Digital tools that boost cosmetic treatment enquiries

Not only do they please your customers, they’re also your best sales ambassadors – with no salary or commission required. Dan Durie explores the latest tools already being exploited by over 1500 UK dental practices

Put your posters and leaflets in the recycling bin. They fail to engage your customers, they’re very old-fashioned – and they’re standing in the way of your enjoying a 40 per cent (plus) uplift in private sales.

Over recent years, across the country, increasing numbers of practices have implemented a new, specialist approach to keeping patients occupied while they wait and educating them about oral aesthetics. Played out over modern screens positioned in areas of high patient traffic – most notably, the waiting room and reception areas – the new approach is to broadcast a series of short, high-quality, digital promotions.

A tried and tested trio

The channel (tailored individually to a practice or group of practices) typically comprises of a mix of expertly-produced content. Approximately one third is devoted to educational information including dental products such as branded rinses, brushes and flosses sold at reception, retailing of which can enhance practice profits as well as encouraging oral hygiene. Another third is given to entertainment unrelated to dentistry, such as daily news, sport and extracts from the latest films releases. The final third involves the element which pays the biggest financial dividends for the practice: attractive, TV-quality promotions for private cosmetic dental treatments.

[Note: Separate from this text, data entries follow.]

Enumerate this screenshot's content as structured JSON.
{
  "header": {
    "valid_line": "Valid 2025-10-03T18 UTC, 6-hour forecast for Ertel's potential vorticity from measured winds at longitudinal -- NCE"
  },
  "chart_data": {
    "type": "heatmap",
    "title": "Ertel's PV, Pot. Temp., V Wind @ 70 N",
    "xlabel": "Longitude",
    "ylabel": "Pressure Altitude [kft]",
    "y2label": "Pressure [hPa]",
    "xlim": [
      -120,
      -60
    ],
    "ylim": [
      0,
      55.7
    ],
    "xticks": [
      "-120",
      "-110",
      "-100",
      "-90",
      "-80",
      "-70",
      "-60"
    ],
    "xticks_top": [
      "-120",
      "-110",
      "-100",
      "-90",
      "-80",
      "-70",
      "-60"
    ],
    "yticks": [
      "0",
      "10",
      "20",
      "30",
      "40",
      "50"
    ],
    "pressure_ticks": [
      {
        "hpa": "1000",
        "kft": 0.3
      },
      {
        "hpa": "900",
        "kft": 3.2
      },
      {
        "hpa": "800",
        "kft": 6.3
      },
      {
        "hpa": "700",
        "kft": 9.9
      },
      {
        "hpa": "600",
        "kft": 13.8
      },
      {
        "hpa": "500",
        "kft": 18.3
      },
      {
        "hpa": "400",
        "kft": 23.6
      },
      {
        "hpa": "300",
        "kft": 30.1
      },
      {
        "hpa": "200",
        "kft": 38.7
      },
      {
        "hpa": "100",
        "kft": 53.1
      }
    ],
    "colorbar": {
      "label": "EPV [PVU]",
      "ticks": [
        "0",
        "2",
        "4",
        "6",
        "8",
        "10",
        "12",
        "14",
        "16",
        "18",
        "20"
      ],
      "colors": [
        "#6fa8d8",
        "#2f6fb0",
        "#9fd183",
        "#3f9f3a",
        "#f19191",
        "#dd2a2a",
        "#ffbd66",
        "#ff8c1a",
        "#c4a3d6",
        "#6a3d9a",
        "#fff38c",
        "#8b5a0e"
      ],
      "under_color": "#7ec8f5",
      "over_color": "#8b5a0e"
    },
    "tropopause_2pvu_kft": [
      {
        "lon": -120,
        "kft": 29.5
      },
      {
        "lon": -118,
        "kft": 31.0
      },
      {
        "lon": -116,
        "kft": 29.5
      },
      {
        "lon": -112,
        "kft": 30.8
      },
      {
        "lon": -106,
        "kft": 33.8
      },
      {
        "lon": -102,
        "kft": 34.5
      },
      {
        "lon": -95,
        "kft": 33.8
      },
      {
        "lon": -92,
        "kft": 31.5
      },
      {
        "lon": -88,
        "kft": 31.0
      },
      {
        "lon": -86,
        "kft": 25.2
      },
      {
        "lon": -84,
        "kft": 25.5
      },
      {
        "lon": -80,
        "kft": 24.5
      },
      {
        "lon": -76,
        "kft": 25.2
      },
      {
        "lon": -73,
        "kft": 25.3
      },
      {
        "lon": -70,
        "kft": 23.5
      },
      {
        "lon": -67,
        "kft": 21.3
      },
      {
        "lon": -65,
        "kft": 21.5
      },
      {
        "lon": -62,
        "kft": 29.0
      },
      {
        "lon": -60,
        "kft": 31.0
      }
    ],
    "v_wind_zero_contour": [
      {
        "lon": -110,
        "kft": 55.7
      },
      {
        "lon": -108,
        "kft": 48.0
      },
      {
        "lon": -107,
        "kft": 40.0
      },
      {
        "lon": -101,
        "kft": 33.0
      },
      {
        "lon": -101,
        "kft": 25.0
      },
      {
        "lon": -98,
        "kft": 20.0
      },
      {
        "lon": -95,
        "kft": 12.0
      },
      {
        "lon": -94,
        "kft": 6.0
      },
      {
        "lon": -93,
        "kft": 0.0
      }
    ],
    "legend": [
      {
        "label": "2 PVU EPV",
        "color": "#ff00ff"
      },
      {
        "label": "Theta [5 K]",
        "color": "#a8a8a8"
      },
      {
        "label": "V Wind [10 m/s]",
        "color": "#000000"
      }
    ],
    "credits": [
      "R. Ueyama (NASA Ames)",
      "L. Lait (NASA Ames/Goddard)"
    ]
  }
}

Multiple different clips from each of the three elements are carefully interspersed to maintain credibility, attention and patients’ interest. All the production and programming are updated remotely by a team of experts.

The results

The results are now well-researched and documented. On average, 86-91 per cent of patients watch the screens. This compares very favourably with the less than 10 per cent who read posters or magazines. It also creates a far better chance of the practice benefiting from the 80:20 rule: 80 per cent of custom comes from 20 per cent of customers, so it’s important to influence as many of that 20 per cent as possible.

Patients report they actively enjoy the screen experience and about half indicate an intended change in behaviour. In terms of treatment booking uplifts, in a trial across 150 practices, purchases of teeth whitening treatments increased by 43 per cent during periods of on screen activity and promotion.

The fact that the service is managed remotely means practice staff have no involvement – the screens are even switched on and off automatically at the beginning and end of each day. However, key personnel should carefully monitor the effects of the on-screen promotions, mainly the increases in enquiries for respective products and treatments, to ensure maximum gain. The service can also be used to test interest in new services or new products stocked: changes can be made to an individual programme with only 24 hours’ notice, with promotions created and branded at a fraction of the cost of advertising agency rates.

In an economy where many businesses are losing the fight for consumer budgets, it is almost unbelievable that such an inexpensive, unobtrusive approach is not only improving customer experience but significantly and almost effortlessly escalating product and treatment enquiries.